“Adultolescente”

Publicado em 24/07/2015




Adultolescente é uma conjunção linguística não usual e que não será encontrada em dicionários – ouso conjugar desta forma as palavras adulto + adolescente, para caracterizar o perfil da maioria dos adultos na relação com os adolescentes.

Na eminência da adolescência dos filhos, os pais tendem à perda de referencial no processo relacional, vêem emergir nova demanda comportamental dos filhos, cujo principal enfoque é a necessidade de se usufruir da posição adulta, em postura e intelectualidade, adquirindo um falso self , isto é: uma imagem estereotipada  de adulto, sem ter sustentação na estrutura emocional; é o tal do parece mas não é. Neste processo, os adultos  mais desavisados, embarcam na crença de que aquele adolescente já é alguém e que suas ações são prontamente sustentadas por eles mesmos. Alguns pais até acreditam que os filhos adolescentes já estejam prontos. Daí, o fracasso nas expectativas dos adultos para com os adolescentes, que se constitui no cotidiano relacional em confrontos, disputa de poder, ataques e tiranias. Este posicionamento faz  emergir a ambivalência existencial dos pais, que são capazes de se escandalizarem com a descoberta do filho usando maconha, e ao mesmo tempo autorizam a iniciação sexual deles com os namorados e namoradas como se os mesmos já tivesse estrutura de escolha para o vínculo amoroso. Ou mesmo autorizam o uso de bebida alcoólica como se já tivessem estrutura para tal.

A ambivalência de posicionamento acaba colocando o adulto na condição de adolescente, pois a ambivalência é adolescente.
O adulto entregue a esta igualdade adolescente, vê-se ameaçado no seu poder quando o adolescente filho diz: -“você não manda em mim.” – e os pais distanciam-se dos filhos autorizando-nos à liberdade de suas ações.

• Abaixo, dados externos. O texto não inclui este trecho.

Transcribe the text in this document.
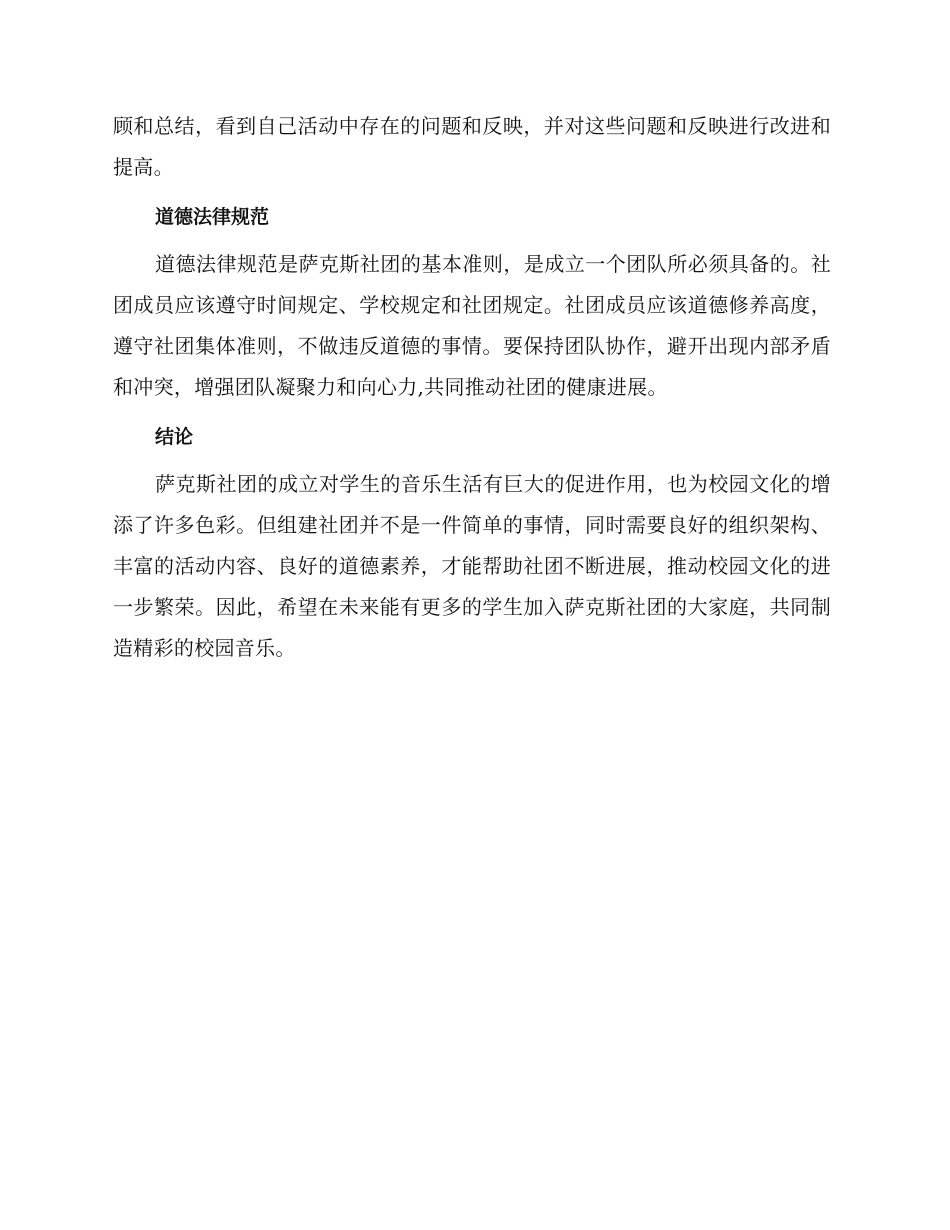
顾和总结，看到自己活动中存在的问题和反映，并对这些问题和反映进行改进和提高。

道德法律规范

道德法律规范是萨克斯社团的基本准则，是成立一个团队所必须具备的。社团成员应该遵守时间规定、学校规定和社团规定。社团成员应该道德修养高度，遵守社团集体准则，不做违反道德的事情。要保持团队协作，避开出现内部矛盾和冲突，增强团队凝聚力和向心力,共同推动社团的健康进展。

结论

萨克斯社团的成立对学生的音乐生活有巨大的促进作用，也为校园文化的增添了许多色彩。但组建社团并不是一件简单的事情，同时需要良好的组织架构、丰富的活动内容、良好的道德素养，才能帮助社团不断进展，推动校园文化的进一步繁荣。因此，希望在未来能有更多的学生加入萨克斯社团的大家庭，共同制造精彩的校园音乐。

O adulto também se depara com a virilidade sexual, capacidade de articulação das ideias e força nas ações, principalmente em grupo, que os adolescentes possuem. Remetendo a um processo regressivo nos adultos/pais. No questionamento pessoal das suas metas de vida: do que poderia ter feito e não conseguiram, da virilidade passada e que hoje está ameaçada, até quem sabe por uma disfunção sexual. E para não perder poder e não se permitir enxergar suas lacunas existenciais, o adulto perde sua postura e compostura e vê-se em um embate do “quem pode mais, chora menos” , como é o caso das brigas inacabadas da mãe com a filha adolescente quando esta usa uma roupa da mãe, ou veste uma roupa que faz com que a diferença de beleza fique notória , lógico que a filha em detrimento à mãe .

Para o adulto não cair na ridícula posição de “adultolescente”, é preciso entender que seu papel no processo educativo é de permitir ao adolescente filho a transitoriedade no seu papel de poder, de busca pela liberdade. Dando ao adolescente, condições para que ele possa vivenciar sua experiência do ensaio de ser adulto, sem que os pais percam a possibilidade da continência pelas regras e os limites. É no convívio das regras e limites, que o adolescente passará por esta etapa aprendendo a construir um adulto dentro de si. Mas para isto, os pais devem ser suficientemente bons e presentes para entender que o comportamento estereotipado dos adolescentes, são posturas necessárias para o processo de crescimento. Não se estressar ou irritar-se com o comportamento adolescente, é sinal de maturidade pelo entendimento do que está se passando com os mesmos. Por isto, que mais do que desejar ser amigo dos filhos adolescentes, cabe aos pais autorizar com que elas forjem   seus verdadeiros amigos. Mantenha-se na posição de pai e mãe, para que um dia, na vida adulta deles, eles possam escolher nos pais seus verdadeiros amigos.